In various embodiments, determination of the target signal may include a biometric authentication method. The biometric authentication method may include receiving known voice biometric profiles from a data store, memory, server, or similar data storage feature, and identifying the individual speaker of a particular speech signal (i.e., a homogenous voice data group) by matching the voice biometric profile extracted from the audio signal to one of the voice biometric profile. As discussed, the voice biometric profile may include a set of metadata representative of acoustic characteristics of the speaker's voice or homogenous voice data group. As such, to match the known voice biometric profile with the present audio signal speaker, the biometric authentication method may compare the known metadata (i.e., known voice biometric profile) with the metadata determined from biometric computing component of the active speaker (from the target audio signal). In this way, for example, individuals talking in a crowded room may be identified from a single audio signal collected from that room using an electronic listening device such as a microphone, as the audio signals for each speaker may be broken down into metadata associated with the acoustic characteristics of each speaker's voice or homogenous voice data group, separated based on metadata grouping, and then matched with stored profiles of metadata or a voice biometric profile. Individual voices or homogenous voice data groups may then be parsed from the audio signal and enhanced using the voice biometric profile for each individual speaker (whether or not the voice profile key had previously been stored in a data storage feature). This process may be repeated for multiple individual speaker in a single audio signal.
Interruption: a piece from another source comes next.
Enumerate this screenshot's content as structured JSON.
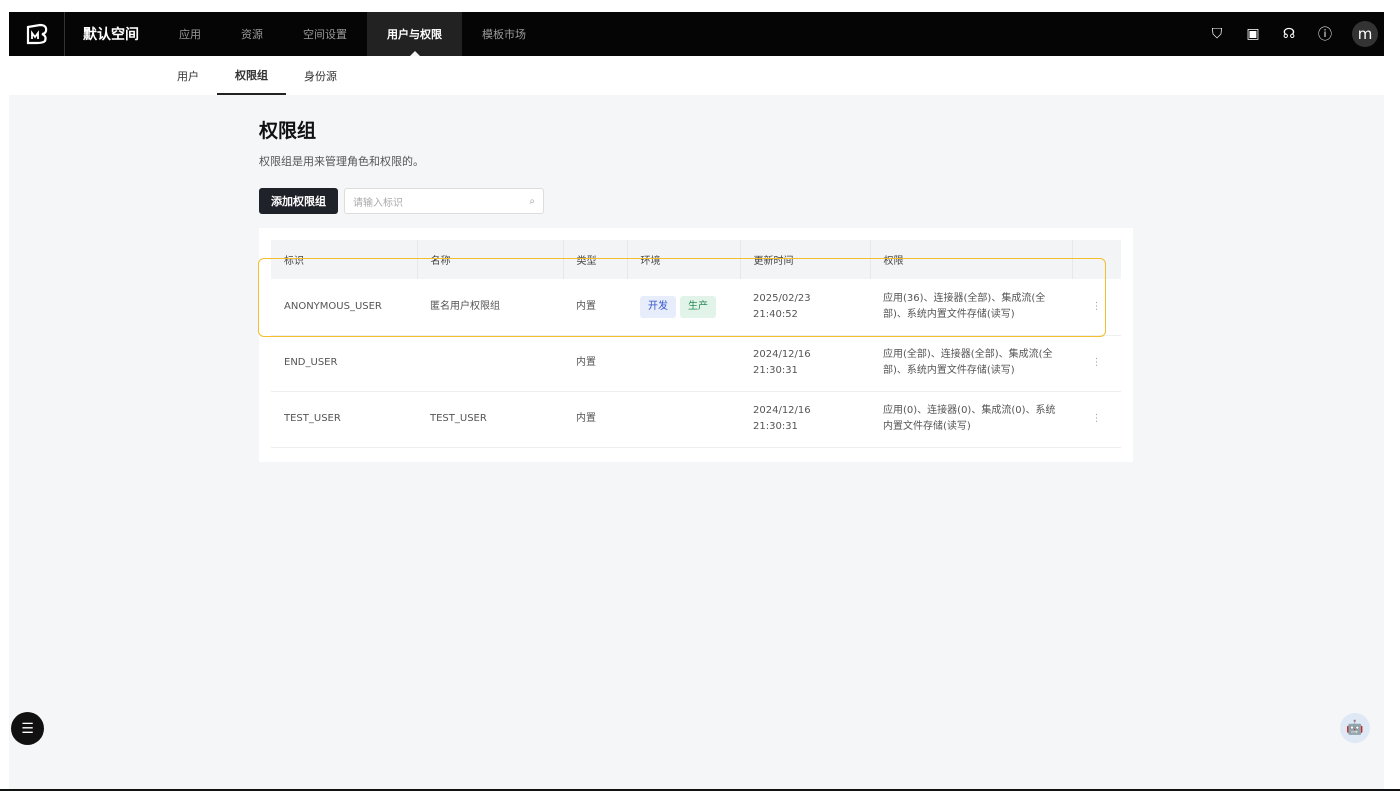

Determining the target audio signal may further include extracting a voice biometric profile to identify an individual speaker of the speech signal or homogenous voice data group or differentiate between speakers in the same audio signal. For example, such biometric identification may be used to authenticate an individual for various purposes, including as a biometric password for granting physical or electronic access requests. The profile key may be stored in a memory (e.g., memory 315) configured to store historical voice biometric profile, each voice biometric profile corresponding to an individual.
At activity 404, the method 400 may include analyzing metadata associated with the plurality of audio signals to determine metadata associated with the target audio signal. Here, the biometric computing component 105 may monitor the digital audio signal to extract acoustic characteristics, from which metadata is associated. The metadata may then be separated into voice biometric profiles, i.e., a first voice biometric profile of a first speaker and a second voice biometric profile of a second speaker. These voice biometric profiles may allow for the biometric computing component to isolate the voice biometric profile or metadata associated with the target speaker in the audio signal, since each digital signal is associated with an analog signal received at the audio input 311 of the user device 102.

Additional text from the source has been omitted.